Most communities across the country will host organized celebrations for Canada Day, usually outdoor public events, such as parades, carnivals, festivals, barbecues, air and maritime shows, fireworks, and free musical concerts,
[14] as well as
citizenship ceremonies for new citizens.
[15][16] There is no standard mode of celebration for Canada Day;
Jennifer Welsh, a professor of International Relations at the University of Oxford, said about this: "Canada Day, like the country, is endlessly decentralized. There doesn't seem to be a central recipe for how to celebrate it—chalk it up to the nature of the federation."
[17] However, the locus of the celebrations is the national capital,
Ottawa, Ontario, where large concerts and cultural displays are held on
Parliament Hill, with the
governor general and
prime minister typically officiating, though
the monarch or another member of the
Royal Family may also attend or take the governor general's place.
[n 2] Smaller events are mounted in other parks around the city and in Gatineau, Quebec.
Given the federal nature of the holiday, celebrating Canada Day can be a cause of friction in the province of
Quebec, where the holiday is overshadowed by Quebec's
National Holiday, on June 24.
[23] For example, the federal government funds Canada Day events at the
Old Port of Montreal—an area run by a federal
Crown corporation—while the National Holiday parade is a
grassroots effort that has been met with pressure to cease, even from federal officials.

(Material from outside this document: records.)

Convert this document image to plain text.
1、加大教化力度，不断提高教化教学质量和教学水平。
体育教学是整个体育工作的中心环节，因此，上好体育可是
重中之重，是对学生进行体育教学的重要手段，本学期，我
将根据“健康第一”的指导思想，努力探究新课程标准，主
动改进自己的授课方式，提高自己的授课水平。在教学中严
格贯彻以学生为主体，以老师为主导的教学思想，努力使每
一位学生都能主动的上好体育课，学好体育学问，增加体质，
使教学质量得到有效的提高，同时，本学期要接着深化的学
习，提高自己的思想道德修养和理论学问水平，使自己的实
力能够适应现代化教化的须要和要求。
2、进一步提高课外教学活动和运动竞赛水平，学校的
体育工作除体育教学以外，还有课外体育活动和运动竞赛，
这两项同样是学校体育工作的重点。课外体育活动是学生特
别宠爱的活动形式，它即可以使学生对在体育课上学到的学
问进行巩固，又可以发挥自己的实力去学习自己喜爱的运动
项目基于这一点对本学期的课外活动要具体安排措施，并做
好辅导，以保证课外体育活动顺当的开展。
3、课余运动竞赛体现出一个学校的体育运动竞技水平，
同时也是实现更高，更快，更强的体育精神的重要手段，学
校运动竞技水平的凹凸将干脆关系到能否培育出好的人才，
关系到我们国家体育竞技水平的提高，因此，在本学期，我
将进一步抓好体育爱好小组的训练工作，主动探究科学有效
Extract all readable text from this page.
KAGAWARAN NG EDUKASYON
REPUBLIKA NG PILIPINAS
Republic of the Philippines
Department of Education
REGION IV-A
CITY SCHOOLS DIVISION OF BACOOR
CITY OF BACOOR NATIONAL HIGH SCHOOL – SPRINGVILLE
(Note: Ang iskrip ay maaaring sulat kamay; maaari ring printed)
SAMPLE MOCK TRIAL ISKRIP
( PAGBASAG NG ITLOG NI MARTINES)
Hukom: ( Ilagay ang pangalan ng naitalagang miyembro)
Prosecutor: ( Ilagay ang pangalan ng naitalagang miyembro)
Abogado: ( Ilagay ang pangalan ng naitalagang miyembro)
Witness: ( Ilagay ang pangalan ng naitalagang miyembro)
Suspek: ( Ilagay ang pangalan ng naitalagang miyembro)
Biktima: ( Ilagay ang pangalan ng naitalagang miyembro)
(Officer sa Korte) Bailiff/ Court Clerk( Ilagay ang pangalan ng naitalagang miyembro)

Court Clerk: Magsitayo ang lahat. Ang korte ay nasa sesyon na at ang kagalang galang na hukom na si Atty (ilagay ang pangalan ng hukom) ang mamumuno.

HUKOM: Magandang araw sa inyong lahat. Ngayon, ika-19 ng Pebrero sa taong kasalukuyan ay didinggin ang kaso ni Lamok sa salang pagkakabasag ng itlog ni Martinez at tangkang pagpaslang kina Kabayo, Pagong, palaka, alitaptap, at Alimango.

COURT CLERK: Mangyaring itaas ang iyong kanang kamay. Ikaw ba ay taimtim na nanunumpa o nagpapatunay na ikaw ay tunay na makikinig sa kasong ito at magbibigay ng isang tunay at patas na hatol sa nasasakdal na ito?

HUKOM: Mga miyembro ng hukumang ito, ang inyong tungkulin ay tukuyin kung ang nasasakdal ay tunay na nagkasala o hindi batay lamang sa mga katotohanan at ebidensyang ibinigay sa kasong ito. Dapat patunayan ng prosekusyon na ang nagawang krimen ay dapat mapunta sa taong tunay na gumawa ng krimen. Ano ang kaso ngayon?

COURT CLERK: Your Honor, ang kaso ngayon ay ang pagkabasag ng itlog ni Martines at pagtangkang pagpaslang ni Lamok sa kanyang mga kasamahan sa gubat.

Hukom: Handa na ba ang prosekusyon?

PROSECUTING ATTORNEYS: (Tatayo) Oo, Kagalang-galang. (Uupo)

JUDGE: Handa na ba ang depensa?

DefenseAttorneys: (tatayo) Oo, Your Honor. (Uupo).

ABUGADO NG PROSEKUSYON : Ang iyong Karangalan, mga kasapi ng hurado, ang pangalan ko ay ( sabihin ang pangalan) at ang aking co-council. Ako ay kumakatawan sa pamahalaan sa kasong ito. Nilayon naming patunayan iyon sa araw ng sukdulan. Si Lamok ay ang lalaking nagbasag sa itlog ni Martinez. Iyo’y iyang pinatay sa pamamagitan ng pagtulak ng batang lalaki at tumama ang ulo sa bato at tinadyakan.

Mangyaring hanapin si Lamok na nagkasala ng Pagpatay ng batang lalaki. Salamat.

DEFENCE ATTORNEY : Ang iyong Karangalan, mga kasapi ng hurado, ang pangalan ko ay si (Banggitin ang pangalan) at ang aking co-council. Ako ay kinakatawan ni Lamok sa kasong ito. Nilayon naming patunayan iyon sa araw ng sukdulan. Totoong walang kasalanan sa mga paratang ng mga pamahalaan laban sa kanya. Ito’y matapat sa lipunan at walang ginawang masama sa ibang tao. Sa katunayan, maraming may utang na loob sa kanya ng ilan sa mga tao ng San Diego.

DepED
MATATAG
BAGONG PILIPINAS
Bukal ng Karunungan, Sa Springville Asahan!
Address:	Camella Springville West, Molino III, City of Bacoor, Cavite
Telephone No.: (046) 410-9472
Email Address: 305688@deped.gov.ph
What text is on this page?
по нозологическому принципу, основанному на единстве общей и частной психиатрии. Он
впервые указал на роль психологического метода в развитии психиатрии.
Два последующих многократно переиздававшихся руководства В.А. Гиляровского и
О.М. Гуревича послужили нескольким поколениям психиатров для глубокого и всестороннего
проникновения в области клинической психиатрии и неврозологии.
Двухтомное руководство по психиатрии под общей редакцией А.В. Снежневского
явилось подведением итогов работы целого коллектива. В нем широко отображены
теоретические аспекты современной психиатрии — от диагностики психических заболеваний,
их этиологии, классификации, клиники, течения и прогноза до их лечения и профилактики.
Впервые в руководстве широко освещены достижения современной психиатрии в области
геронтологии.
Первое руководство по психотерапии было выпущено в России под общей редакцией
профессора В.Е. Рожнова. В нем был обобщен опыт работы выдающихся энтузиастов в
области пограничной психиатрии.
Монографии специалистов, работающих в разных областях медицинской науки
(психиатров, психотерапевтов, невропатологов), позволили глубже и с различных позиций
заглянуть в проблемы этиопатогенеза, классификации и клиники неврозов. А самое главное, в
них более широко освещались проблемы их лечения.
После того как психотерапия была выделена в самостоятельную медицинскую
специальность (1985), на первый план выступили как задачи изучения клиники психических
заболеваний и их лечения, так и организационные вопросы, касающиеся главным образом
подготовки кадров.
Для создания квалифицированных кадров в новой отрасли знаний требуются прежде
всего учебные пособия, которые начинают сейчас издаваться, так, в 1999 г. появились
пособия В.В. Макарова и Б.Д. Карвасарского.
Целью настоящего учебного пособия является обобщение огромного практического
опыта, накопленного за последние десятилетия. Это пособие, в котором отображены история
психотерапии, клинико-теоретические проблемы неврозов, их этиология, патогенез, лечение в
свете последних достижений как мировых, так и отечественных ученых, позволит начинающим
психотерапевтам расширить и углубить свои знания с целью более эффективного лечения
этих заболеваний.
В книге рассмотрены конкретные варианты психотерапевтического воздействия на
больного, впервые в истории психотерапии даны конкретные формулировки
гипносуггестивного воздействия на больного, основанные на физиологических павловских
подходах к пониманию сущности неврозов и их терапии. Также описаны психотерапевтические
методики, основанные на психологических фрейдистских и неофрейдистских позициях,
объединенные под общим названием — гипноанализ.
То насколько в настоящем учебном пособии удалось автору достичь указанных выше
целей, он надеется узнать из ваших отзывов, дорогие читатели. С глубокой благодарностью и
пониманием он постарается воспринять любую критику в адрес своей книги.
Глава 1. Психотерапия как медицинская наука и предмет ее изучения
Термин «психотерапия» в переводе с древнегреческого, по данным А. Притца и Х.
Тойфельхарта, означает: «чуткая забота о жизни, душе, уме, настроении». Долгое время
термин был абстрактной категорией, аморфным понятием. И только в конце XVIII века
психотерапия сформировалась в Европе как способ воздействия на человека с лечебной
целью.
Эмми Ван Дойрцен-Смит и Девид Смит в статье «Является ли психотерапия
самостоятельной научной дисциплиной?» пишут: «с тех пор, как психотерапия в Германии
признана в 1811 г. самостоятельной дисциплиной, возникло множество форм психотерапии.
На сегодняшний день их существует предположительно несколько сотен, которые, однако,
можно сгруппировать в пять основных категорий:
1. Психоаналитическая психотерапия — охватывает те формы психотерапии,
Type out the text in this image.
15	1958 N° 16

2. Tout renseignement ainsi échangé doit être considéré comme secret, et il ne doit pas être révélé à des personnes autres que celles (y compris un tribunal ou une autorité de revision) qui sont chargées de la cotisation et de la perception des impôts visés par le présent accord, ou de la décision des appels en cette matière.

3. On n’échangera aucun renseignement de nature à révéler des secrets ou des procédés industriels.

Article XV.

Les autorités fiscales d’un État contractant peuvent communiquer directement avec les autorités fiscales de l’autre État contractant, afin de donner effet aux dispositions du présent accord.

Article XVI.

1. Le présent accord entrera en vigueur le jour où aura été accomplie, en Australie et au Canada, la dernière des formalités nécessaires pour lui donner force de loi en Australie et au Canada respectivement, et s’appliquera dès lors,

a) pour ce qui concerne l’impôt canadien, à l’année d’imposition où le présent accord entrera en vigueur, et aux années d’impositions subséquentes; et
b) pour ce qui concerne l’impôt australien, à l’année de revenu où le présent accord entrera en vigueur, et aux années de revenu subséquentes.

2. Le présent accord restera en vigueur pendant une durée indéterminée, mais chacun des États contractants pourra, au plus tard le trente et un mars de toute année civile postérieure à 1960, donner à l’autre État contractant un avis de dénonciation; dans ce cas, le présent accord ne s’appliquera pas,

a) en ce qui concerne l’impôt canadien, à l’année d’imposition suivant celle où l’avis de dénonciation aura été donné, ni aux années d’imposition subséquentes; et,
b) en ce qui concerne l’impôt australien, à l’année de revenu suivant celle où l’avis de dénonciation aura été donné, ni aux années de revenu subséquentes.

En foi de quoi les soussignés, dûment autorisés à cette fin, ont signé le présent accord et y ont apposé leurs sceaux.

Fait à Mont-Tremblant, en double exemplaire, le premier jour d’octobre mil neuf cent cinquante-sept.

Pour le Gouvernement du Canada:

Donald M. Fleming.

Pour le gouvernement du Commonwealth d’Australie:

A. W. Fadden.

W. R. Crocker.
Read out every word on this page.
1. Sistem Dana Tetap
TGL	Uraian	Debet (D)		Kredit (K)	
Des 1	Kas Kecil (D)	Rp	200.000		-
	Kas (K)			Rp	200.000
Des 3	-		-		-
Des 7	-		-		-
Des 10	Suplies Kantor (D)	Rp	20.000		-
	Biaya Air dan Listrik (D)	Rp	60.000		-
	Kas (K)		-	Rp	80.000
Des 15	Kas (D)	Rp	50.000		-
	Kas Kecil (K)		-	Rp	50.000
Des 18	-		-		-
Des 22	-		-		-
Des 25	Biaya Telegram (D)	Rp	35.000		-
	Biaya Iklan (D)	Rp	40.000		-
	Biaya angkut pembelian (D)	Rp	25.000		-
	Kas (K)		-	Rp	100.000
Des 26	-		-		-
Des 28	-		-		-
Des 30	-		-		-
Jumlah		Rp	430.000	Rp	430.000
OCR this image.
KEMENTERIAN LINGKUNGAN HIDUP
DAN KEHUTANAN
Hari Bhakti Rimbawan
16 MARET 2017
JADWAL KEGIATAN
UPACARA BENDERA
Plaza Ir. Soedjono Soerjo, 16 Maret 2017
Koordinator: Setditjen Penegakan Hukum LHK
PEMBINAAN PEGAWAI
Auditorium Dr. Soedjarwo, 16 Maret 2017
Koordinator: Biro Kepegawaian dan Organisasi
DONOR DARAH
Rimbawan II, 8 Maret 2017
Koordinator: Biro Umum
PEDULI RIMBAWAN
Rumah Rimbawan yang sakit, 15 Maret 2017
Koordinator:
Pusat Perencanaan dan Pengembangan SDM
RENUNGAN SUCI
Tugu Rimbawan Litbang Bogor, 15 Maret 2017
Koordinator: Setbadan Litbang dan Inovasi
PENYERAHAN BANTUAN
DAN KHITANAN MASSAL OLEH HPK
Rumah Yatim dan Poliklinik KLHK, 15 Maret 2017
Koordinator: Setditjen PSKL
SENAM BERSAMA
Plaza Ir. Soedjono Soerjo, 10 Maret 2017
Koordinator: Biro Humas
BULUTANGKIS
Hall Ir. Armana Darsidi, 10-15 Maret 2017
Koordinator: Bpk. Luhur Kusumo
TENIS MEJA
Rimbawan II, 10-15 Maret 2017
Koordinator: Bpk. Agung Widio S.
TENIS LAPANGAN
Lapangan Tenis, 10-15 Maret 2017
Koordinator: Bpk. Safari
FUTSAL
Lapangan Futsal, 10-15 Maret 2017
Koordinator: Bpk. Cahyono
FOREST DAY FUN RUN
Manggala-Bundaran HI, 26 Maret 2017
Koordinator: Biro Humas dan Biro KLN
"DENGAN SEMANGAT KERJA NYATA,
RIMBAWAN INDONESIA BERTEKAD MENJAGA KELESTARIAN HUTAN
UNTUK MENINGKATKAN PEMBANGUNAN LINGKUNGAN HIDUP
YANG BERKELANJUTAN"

[24] The nature of the event has also been met with criticism outside of Quebec, such as that given by
Ottawa Citizen columnist David Warren, who said in 2007: "The Canada of the government-funded paper flag-waving and painted faces—the 'new' Canada that is celebrated each year on what is now called 'Canada Day'—has nothing controversially Canadian about it. You could wave a different flag, and choose another face paint, and nothing would be lost."
[25]
Canada Day also coincides with Quebec's
Moving Day, when many fixed-lease apartment rental terms expire. The bill changing the province's moving day from May 1 to July 1 was introduced by a federalist member of the
Quebec National Assembly,
Jérôme Choquette in 1973,
[26] in order not to affect children still in school in the month of May.